What killed off the technology in its early days was, ironically, the electric starter motor, which helped remove one of the more tiresome aspects of driving a combustion-engined vehicle, and the discovery of vast oil reserves which suddenly made petroleum both plentiful and vastly cheaper than it had been.
Perhaps I worded that poorly. I wasn't talking about the capability of the cars, I was talking about the capability of the technology. Perhaps "room for expansion" would be a better phrase, that's what I was referring to with electric being unable to match the development of IC.
With late 1800s/early 1900s technology, there was a lot of room to improve IC cars simply by trial and error, no new technology required. One can make a very effective combustion engine with relatively simple casting and milling technology, if one puts it together correctly. On the other hand, electrics would be pretty much stuck with the problems of limited speed and range until nearly a hundred years later when better battery options were available in capacities that might power a car. The technology and raw materials didn't exist at the time, and it would be a long time before lithium batteries would become anything more than an ivory tower research project.
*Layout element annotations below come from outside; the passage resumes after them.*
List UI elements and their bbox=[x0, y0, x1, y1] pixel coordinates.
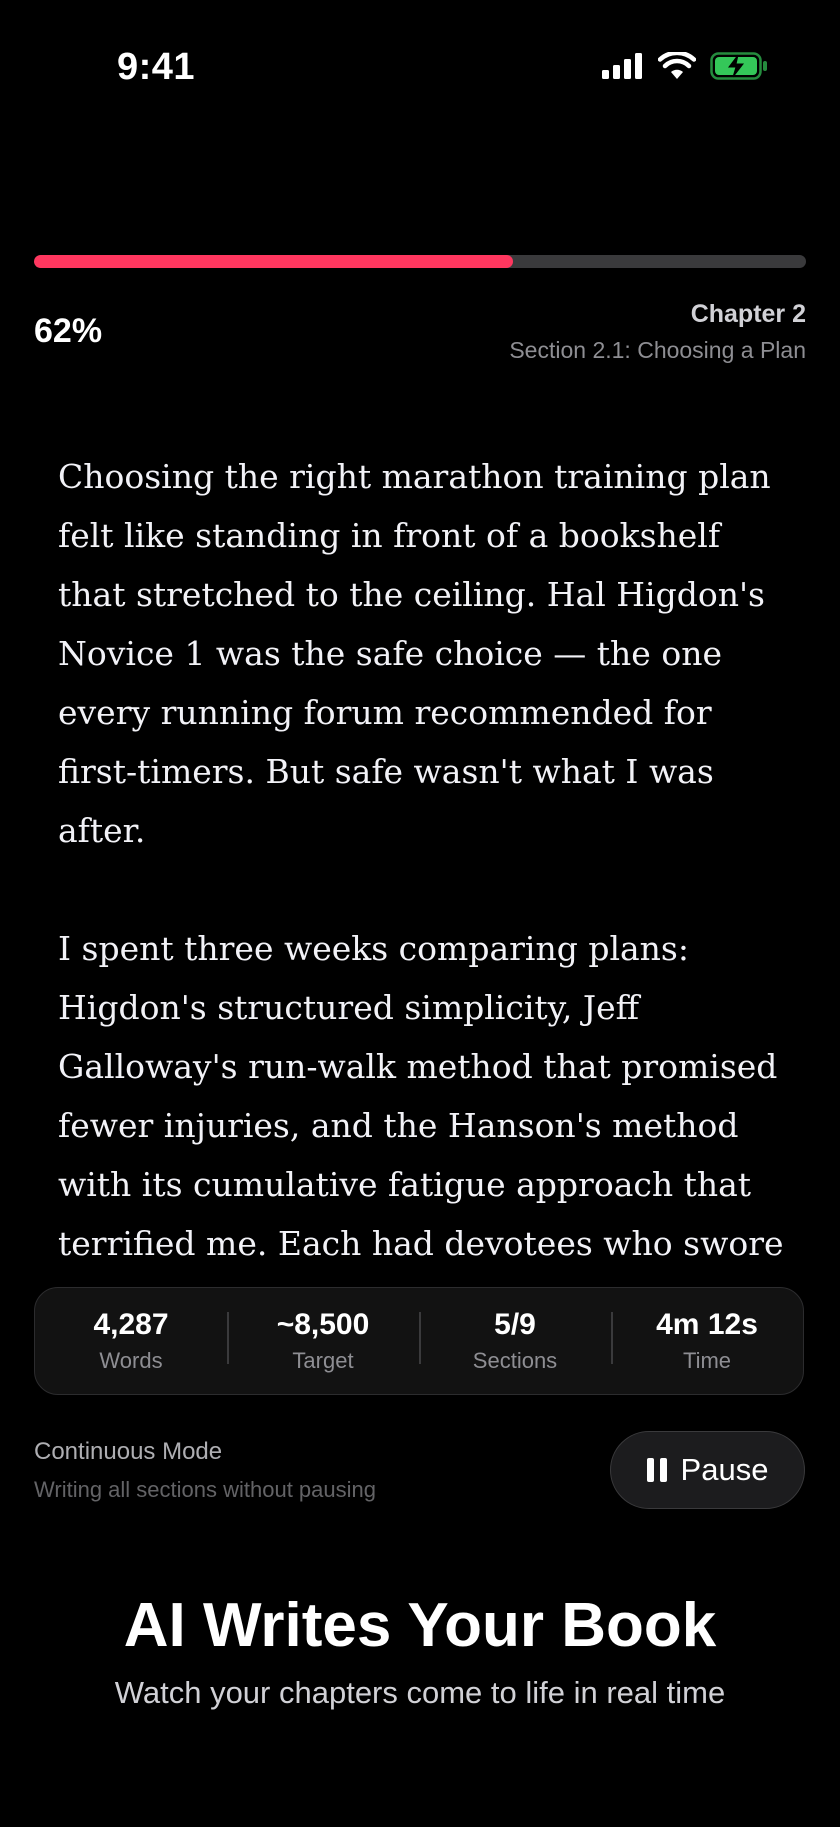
pause-icon bbox=[646, 1458, 667, 1482]
book-text: Choosing the right marathon training pla… bbox=[58, 447, 798, 1391]
stats-card: 4,287 Words ~8,500 Target 5/9 Sections 4… bbox=[34, 1287, 804, 1395]
mode-title: Continuous Mode bbox=[34, 1438, 223, 1465]
book-paragraph: Choosing the right marathon training pla… bbox=[58, 457, 771, 850]
stat-time: 4m 12s Time bbox=[611, 1308, 803, 1374]
progress-bar bbox=[34, 255, 806, 268]
progress-percent: 62% bbox=[34, 312, 103, 350]
progress-bar-fill bbox=[34, 255, 513, 268]
chapter-info: Chapter 2 Section 2.1: Choosing a Plan bbox=[509, 300, 806, 364]
status-time: 9:41 bbox=[117, 46, 196, 88]
stat-sections: 5/9 Sections bbox=[419, 1308, 611, 1374]
stat-label: Sections bbox=[472, 1348, 558, 1373]
hero-title: AI Writes Your Book bbox=[123, 1591, 717, 1660]
stat-target: ~8,500 Target bbox=[227, 1308, 419, 1374]
stat-value: 4,287 bbox=[93, 1308, 169, 1341]
battery-charging-icon bbox=[710, 52, 767, 80]
cellular-signal-icon bbox=[602, 53, 642, 79]
stat-label: Time bbox=[682, 1348, 732, 1373]
stat-label: Words bbox=[99, 1348, 163, 1373]
status-icons bbox=[602, 52, 768, 80]
wifi-icon bbox=[658, 52, 696, 79]
mode-subtitle: Writing all sections without pausing bbox=[34, 1477, 376, 1502]
stat-words: 4,287 Words bbox=[35, 1308, 227, 1374]
section-title: Section 2.1: Choosing a Plan bbox=[509, 337, 806, 363]
status-bar: 9:41 bbox=[0, 0, 840, 140]
hero-subtitle: Watch your chapters come to life in real… bbox=[114, 1675, 726, 1710]
stat-value: 4m 12s bbox=[656, 1308, 758, 1341]
stat-value: 5/9 bbox=[494, 1308, 536, 1341]
chapter-title: Chapter 2 bbox=[690, 300, 806, 328]
book-paragraph: I spent three weeks comparing plans: Hig… bbox=[58, 929, 784, 1322]
stat-label: Target bbox=[292, 1348, 354, 1373]
pause-button[interactable]: Pause bbox=[610, 1431, 805, 1509]
stat-value: ~8,500 bbox=[276, 1308, 370, 1341]
pause-button-label: Pause bbox=[680, 1452, 769, 1487]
By the fifties, IC cars were up to the 300SL. Electric cars were up to the milk float, and that gap in developmental ability is pretty much how it stayed until computing and battery technology allowed progress for electrics. Now that we actually have the ability to make batteries of a capacity that get a decent range with decent power, are rechargeable in a sensible amount of time, last long enough, and don't weigh so much as to defeat the entire purpose. Electric at this point in time is making significantly more progress than IC, which is a mature technology and people are not that far from fiddling with minutia.